Sirtuins are NAD-dependent histone deacetylases (HDACs) reported to increase lifespan in yeast, C. elegansand Drosophila, and to mediate effects of dietary restriction (DR) on aging. The role of Sir2 orthologs in animal aging has been tested by over-expression using transgenes, which was found to increase lifespan in C. elegans1,2 and Drosophila3. Gene effects on lifespan can be confounded by genetic background variation4. We verified the impact of Sir2 overexpression on aging, carefully controlling for genetic background and performing tests in multiple laboratories, but saw no effect on lifespan in either organism. InC. elegans, backcrossing to wild type of one long-lived line (LG100) with high level over-expression of
sir-2.1 (ref. 1) abrogated longevity without reducing transgene expression. RNAi of
sir-2.1 reduced transgene-induced over-expression but not longevity. LG100 also exhibited a dye-filling (Dyf) defect which, unlike the transgene, co-segregated with longevity. Backcrossing of a different long-lived line (NL3909) with low level over-expression of
sir-2.1 (ref. 2) also abrogated longevity without reducing transgene-induced over-expression. In Drosophila, over-expression of dSir2 (EP-UAS-dSir2 with the ubiquitously-expressed tubulin-GAL4 driver) extended lifespan relative to wild-type flies, as reported3. However, flies bearing both EP-UAS-dSir2 and tub-GAL4 were not longer lived than genetic controls containing either EP-UAS-dSir2 or tub-GAL4 alone, i.e. increased longevity is not attributable to dSir2 over-expression. Moreover, DR-induced longevity was not dSir2 dependent.
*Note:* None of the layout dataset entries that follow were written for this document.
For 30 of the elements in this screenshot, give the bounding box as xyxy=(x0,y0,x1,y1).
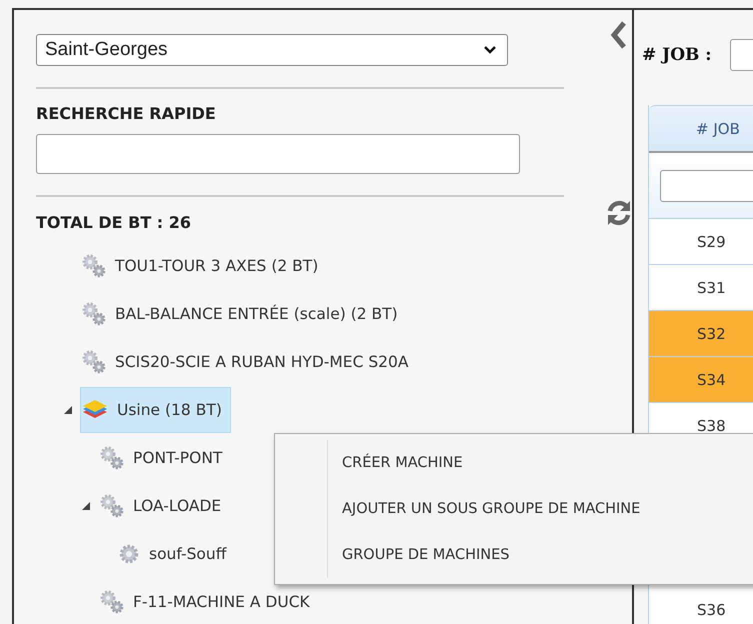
gears-icon xyxy=(99,589,125,615)
chevron-down-icon xyxy=(483,45,497,55)
gear-icon xyxy=(117,542,141,566)
tree-item[interactable]: souf-Souff xyxy=(116,531,232,577)
menu-item[interactable]: AJOUTER UN SOUS GROUPE DE MACHINE xyxy=(327,489,753,529)
total-count: TOTAL DE BT : 26 xyxy=(36,213,192,232)
expanded-triangle-icon[interactable] xyxy=(81,501,91,511)
tree-item[interactable]: Usine (18 BT) xyxy=(80,387,231,433)
tree-item[interactable]: TOU1-TOUR 3 AXES (2 BT) xyxy=(80,243,324,289)
table-cell: S34 xyxy=(649,357,753,403)
location-select[interactable]: Saint-Georges xyxy=(36,34,508,66)
gears-icon xyxy=(81,301,107,327)
gears-icon xyxy=(99,493,125,519)
column-header[interactable]: # JOB xyxy=(649,105,753,153)
gears-icon xyxy=(99,445,125,471)
menu-item[interactable]: GROUPE DE MACHINES xyxy=(327,535,753,575)
gears-icon xyxy=(81,349,107,375)
collapse-chevron-icon[interactable] xyxy=(609,20,629,50)
menu-item[interactable]: CRÉER MACHINE xyxy=(327,443,753,483)
tree-item[interactable]: SCIS20-SCIE A RUBAN HYD-MEC S20A xyxy=(80,339,414,385)
tree-item[interactable]: BAL-BALANCE ENTRÉE (scale) (2 BT) xyxy=(80,291,403,337)
job-filter-label: # JOB : xyxy=(642,45,712,65)
tree-item[interactable]: F-11-MACHINE A DUCK xyxy=(98,579,315,624)
search-field[interactable] xyxy=(36,134,520,174)
tree-item[interactable]: PONT-PONT xyxy=(98,435,228,481)
tree-item[interactable]: LOA-LOADE xyxy=(98,483,226,529)
gears-icon xyxy=(81,253,107,279)
expanded-triangle-icon[interactable] xyxy=(63,405,73,415)
section-heading: RECHERCHE RAPIDE xyxy=(36,104,217,123)
table-cell: S32 xyxy=(649,311,753,357)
Additionally, the HDAC activity of recombinant dSir2 was not activated by resveratrol. These results illustrate the importance of excluding genetic background effects in studies of the impact of individual genes on lifespan. They also suggest that Sir2 over-expression does not increase lifespan in C. elegans or Drosophila, though it remains possible that Sir2 over-expression might increase worm or fly lifespan under other conditions. Nonetheless, these findings raise the possibility that the capacity of Sir2 over-expression to increase lifespan may be restricted to yeast. 1 Nature 410, 227 (2001). 2 Dev Cell 9, 605 (2005).3 PNAS 101, 15998 (2004). 4 Nature 450, 165 (2007).